Будто змея какая ужалила того пана-барина.

— В погреб их обоих! — завопил во всю глотку.

И потащили конвоиры Миколку с дедом к мужикам, которых охраняла усиленная стража.

Между тем солдаты согнали коров и крестьянских лошадей. Помещик отбирал часть себе, а остальную скотину немцы собирались отправить на станцию. И все кружились над пепелищем черные вороны, и дымились плетни да деревья в садах. А под обгорелой грушей лежали двое расстрелянных крестьянских парней.

Миколку с дедом и других мужиков повели куда-то под конвоем. И подгоняли их гусары смерти — в черных венгерках и черных фуражках. Со страшными черепами на околышах. На металлических пряжках ремней тускло сверкали оттиснутые буквы немецких слов: «С нами бог!»

Каркали вороны в продымленном воздухе.

Вспыхивали в лучах солнца штыки винтовок.

Загоняли каратели людей в погреб.

В НЕМЕЦКОМ ПЛЕНУ

Погреб оказался низким, сырым, с грязными стенами. Небольшое окошко забрано железной решеткой. Сквозь решетки иногда видны сапоги — прохаживается взад-вперед часовой. Второй часовой сторожил дверь, к которой вела сверху лесенка. Из-за двери то и дело раздавался злой окрик — чтобы не смели узники разговаривать друг с другом, сидели молча. Набралось тут человек тридцать. Батраки панские, кузнец, запольские мужики. И у всех одна думка: что их ждет, когда же придет избавление от немцев и от помещика?
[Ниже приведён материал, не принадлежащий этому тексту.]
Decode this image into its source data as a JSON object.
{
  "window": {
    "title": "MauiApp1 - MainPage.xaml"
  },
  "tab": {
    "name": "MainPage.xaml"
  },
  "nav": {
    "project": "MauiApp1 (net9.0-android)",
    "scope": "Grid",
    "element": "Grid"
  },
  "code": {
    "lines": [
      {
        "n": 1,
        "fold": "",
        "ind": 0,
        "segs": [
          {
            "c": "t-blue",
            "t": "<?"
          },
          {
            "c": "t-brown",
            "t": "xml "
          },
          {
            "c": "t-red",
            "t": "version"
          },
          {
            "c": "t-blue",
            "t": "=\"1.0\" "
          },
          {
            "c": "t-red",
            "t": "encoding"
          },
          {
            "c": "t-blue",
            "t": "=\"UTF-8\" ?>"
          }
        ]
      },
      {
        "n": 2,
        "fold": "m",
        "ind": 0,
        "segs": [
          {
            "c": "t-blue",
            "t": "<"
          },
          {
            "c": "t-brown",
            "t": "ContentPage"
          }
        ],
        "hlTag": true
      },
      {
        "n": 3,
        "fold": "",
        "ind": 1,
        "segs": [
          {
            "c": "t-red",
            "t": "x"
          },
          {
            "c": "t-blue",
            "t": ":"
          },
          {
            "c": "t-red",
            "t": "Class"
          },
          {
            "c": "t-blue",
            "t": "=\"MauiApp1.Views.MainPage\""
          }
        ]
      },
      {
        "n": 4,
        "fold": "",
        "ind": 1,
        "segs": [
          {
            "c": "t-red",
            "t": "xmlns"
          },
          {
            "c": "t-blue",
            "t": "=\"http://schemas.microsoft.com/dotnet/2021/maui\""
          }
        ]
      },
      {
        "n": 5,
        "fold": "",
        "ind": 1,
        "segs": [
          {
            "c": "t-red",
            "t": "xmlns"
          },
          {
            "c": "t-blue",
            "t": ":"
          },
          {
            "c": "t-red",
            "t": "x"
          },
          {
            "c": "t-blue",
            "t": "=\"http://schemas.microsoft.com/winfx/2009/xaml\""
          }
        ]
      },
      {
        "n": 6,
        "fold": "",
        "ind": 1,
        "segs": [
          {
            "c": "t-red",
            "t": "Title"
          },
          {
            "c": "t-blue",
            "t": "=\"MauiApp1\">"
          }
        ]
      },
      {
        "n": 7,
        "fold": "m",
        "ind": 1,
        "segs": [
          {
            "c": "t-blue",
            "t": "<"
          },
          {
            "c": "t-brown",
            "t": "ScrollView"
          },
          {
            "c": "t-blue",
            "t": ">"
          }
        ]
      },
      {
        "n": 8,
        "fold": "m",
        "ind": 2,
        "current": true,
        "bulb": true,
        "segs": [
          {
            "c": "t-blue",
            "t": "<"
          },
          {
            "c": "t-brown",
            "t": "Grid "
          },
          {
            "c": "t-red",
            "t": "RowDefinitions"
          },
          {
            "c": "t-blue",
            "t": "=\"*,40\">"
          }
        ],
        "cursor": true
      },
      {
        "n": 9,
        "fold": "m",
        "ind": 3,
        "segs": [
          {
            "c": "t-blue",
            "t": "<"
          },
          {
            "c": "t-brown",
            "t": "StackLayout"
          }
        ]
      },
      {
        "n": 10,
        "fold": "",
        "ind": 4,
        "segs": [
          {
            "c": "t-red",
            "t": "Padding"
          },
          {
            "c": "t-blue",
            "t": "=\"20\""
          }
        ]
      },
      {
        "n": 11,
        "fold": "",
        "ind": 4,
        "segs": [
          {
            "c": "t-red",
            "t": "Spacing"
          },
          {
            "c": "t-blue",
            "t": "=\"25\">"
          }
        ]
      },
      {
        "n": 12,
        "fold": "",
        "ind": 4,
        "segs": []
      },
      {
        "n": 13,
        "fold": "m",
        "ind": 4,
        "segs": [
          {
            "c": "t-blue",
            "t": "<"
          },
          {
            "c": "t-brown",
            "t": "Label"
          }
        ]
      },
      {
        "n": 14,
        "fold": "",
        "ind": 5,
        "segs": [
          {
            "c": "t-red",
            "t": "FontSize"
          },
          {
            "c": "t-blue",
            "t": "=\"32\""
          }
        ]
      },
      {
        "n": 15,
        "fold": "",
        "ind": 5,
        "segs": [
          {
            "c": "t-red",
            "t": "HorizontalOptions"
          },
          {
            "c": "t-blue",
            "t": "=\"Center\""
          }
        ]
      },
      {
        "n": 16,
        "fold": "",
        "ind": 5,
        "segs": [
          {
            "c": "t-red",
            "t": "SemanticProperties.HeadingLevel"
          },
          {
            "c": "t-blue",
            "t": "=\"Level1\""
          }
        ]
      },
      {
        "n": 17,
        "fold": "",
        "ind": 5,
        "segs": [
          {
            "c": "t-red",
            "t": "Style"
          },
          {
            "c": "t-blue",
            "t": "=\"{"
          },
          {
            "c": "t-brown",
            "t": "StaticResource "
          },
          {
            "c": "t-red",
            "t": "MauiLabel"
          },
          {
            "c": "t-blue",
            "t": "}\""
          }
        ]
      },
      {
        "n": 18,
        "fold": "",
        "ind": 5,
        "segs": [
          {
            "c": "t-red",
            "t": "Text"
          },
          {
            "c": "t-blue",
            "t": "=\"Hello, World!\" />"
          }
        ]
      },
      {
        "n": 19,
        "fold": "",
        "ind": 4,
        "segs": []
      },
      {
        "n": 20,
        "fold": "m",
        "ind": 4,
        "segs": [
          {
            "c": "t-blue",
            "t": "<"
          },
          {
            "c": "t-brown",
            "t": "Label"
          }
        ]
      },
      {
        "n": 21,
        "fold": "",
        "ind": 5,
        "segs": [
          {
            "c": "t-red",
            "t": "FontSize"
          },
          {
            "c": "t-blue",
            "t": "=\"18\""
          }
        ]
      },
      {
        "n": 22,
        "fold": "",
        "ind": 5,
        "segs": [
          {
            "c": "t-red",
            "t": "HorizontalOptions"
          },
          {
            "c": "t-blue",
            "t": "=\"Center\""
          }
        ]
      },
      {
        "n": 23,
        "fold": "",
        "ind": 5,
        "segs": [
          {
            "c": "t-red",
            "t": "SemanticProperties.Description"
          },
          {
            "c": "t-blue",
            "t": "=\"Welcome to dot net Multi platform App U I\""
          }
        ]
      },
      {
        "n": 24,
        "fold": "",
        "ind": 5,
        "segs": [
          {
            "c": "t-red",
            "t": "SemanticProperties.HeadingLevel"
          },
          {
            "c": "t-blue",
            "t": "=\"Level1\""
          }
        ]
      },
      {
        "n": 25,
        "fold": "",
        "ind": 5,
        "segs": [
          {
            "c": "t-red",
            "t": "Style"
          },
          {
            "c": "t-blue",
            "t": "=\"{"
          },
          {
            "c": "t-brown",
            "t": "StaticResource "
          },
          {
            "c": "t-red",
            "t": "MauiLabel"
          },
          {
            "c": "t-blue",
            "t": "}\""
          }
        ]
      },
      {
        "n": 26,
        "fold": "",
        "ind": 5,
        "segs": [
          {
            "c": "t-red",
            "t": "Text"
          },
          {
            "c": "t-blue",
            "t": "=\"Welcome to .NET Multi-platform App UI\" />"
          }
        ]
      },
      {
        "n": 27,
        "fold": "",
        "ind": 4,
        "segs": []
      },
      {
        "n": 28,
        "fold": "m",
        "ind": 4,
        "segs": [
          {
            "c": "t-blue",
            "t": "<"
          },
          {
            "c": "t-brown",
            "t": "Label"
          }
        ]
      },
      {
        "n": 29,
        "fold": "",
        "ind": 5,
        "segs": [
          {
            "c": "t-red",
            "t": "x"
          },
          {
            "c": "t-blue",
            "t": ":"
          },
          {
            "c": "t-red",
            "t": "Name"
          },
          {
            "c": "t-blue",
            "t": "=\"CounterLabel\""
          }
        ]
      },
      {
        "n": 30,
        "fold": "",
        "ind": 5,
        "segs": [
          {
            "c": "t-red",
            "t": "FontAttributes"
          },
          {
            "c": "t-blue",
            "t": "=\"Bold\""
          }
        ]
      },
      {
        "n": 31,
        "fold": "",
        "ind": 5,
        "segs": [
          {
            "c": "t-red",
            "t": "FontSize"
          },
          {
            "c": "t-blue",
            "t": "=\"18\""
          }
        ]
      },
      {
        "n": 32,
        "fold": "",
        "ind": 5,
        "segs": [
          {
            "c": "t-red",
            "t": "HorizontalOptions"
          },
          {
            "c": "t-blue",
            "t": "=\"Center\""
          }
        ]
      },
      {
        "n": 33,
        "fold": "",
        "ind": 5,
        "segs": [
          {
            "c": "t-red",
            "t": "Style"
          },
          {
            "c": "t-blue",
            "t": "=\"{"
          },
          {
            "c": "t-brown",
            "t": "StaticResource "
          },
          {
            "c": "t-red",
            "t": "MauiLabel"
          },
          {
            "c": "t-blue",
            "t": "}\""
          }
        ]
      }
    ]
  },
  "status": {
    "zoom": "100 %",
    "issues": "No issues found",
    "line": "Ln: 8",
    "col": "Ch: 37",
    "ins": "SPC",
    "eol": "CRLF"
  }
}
А может, смерть впереди? Кто-то попытался дознаться у часового:

— Что станете делать с нами? Часовой, вероятно, кое-как понимал чужой

язык. Сообразил, о чем спрашивают. Наклонился к окошку и со всего размаху воткнул штык в землю: дескать, вот что будет с вами.

И побежали мурашки по спине у Миколки. Тяжело дышать стало. Да и всем остальным невесело. Стали укладываться на полу, чтобы хоть во сне забыть про тревогу-беду. Кто-то выкатил из угла старую бочку, на ней пристраивался. Разговаривали потихоньку и мало. Без слов каждый понимал — нельзя немцам ничего говорить, никого выдавать нельзя. И невольно посматривали на одного мужика; бородка у того клинышком, сам в новом кожухе, беспрестанно крестится да тянет:

— Спаси, господи… Боже мой! Спаси, господи…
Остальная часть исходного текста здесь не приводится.